NEW YORK, United States —Twenty-three years after opening his first multi-brand boutique on Wooster Street in New York, Steven Alan is restructuring his business to focus on his own collection of apparel and accessories as part of a three-year streamlining plan.
“It’s been a very tough year, pretty much across the board,” Steven Alan tells BoF. “And we were not spared any of that.”
As department stores and specialty retailers come to terms with a radically shifting retail landscape, so too is Steven Alan entering a new chapter. Rumours of a potential closure emerged in January and were not quelled by a notice on the website of site maintenance this week. Employees have expressed fear for the company’s future.
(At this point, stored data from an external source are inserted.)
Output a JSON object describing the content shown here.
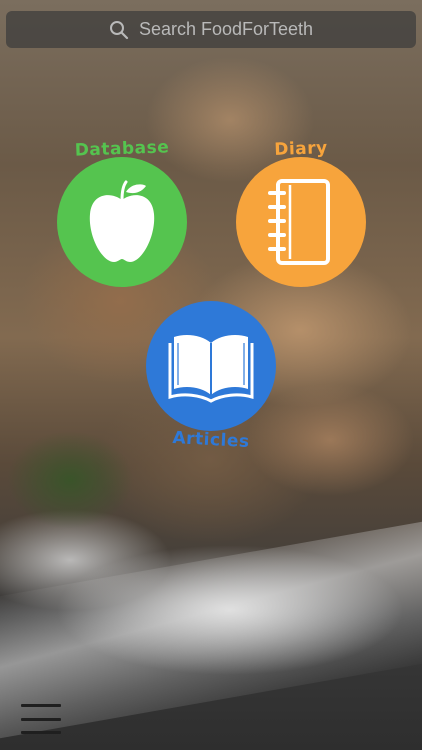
{
  "search": {
    "placeholder": "Search FoodForTeeth",
    "icon": "search-icon"
  },
  "tiles": [
    {
      "label": "Database",
      "icon": "apple-icon",
      "color": "#55c44f"
    },
    {
      "label": "Diary",
      "icon": "notebook-icon",
      "color": "#f7a43c"
    },
    {
      "label": "Articles",
      "icon": "open-book-icon",
      "color": "#2e79d8"
    }
  ],
  "footer": {
    "menu_icon": "hamburger-menu-icon"
  }
}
While Alan denies these claims — “It’s been a difficult year, so people would come to their own conclusions” — he is candid about the challenges in his business model and is optimistic about the future.
“It’s difficult to run a department store in a specialty store body, and that’s kind of what we are doing,” says Alan, known for spotting and fostering emerging brands and cohesive curation. “[Reorganising] is probably something we should have done a long time ago, but it's a difficult thing to do, to make a big pivot like this.”
Back in 2011, Alan took on investment from Bedrock Manufacturing, the private equity firm owned by Fossil founder Tom Kartsotis, which allowed him to hire a team of executives. By 2013, market sources reported that Steven Alan was generating $40 to $50 million in annual sales.
Bedrock also now owns the showroom Alan launched in 1999, which represents brands such as Clare V. and M. Martin, among other independent designers, and has been run by Samantha Smith since 2013.
It’s difficult to run a department store in a specialty store body.
But Bedrock did not invest further in Steven Alan, focusing instead on its core businesses Shinola and Filson, prompting Alan to seek funding elsewhere in 2015. Alan says that no additional funding was raised. “We stopped the process a few years ago.”
The company is open to investment at this time; Alan is currently in discussions with a private lender for a loan. The priority is to shift the focus of the business onto the namesake collection, which originally launched with men’s shirting in 2000. “Starting last season, we’ve noticed the momentum really growing [on the Steven Alan collection],” he says. “That’s where we are seeing the most positive response.”
Historically, the collection of apparel, accessories and home goods represented 30 percent of the business. Currently it accounts for 55 percent. Alan’s goal is to get it to 70 percent. “I really believe in having great curated product as well,” he says, adding that he does not have plans to broaden the namesake line’s wholesale presence. Instead, he is focusing on direct channels, including 20 physical stores in the US and e-commerce.
Meanwhile, the company is shifting e-commerce platforms and integrating the online and brick-and-mortar inventory, which accounts for StevenAlan.com’s currently static state. Alan says the site will be back up within a month and fully functional by end of June.
With the Bedrock investment, Steven Alan expanded his store footprint to 22 stores in the US. In the last year, Alan has closed the Chicago boutique and the home goods store in Brooklyn. “It was a difficult decision,” he says of the latter’s closure. “You need a certain economy of scale to do it efficiently.” Today, along with the 20 US stores, there are four Steven Alan Optical stores operated by eyewear licensor Eponym and five stores in Japan operated through a license. While there are no current plans to close more directly owned stores, Alan says that he is “looking at all aspects of the company to figure out what makes the most sense to focus on."
Alan describes this latest pivot as just another chapter in his company’s history. “Since I started, retail has changed so much and we have done a lot of different things,” he says. “This is certainly the most focused that I’ve ever felt about this business and we’ve used our experience, learned over the years, to get to the place that we are at now. There have been lots of ups and downs… I’m excited for the future.”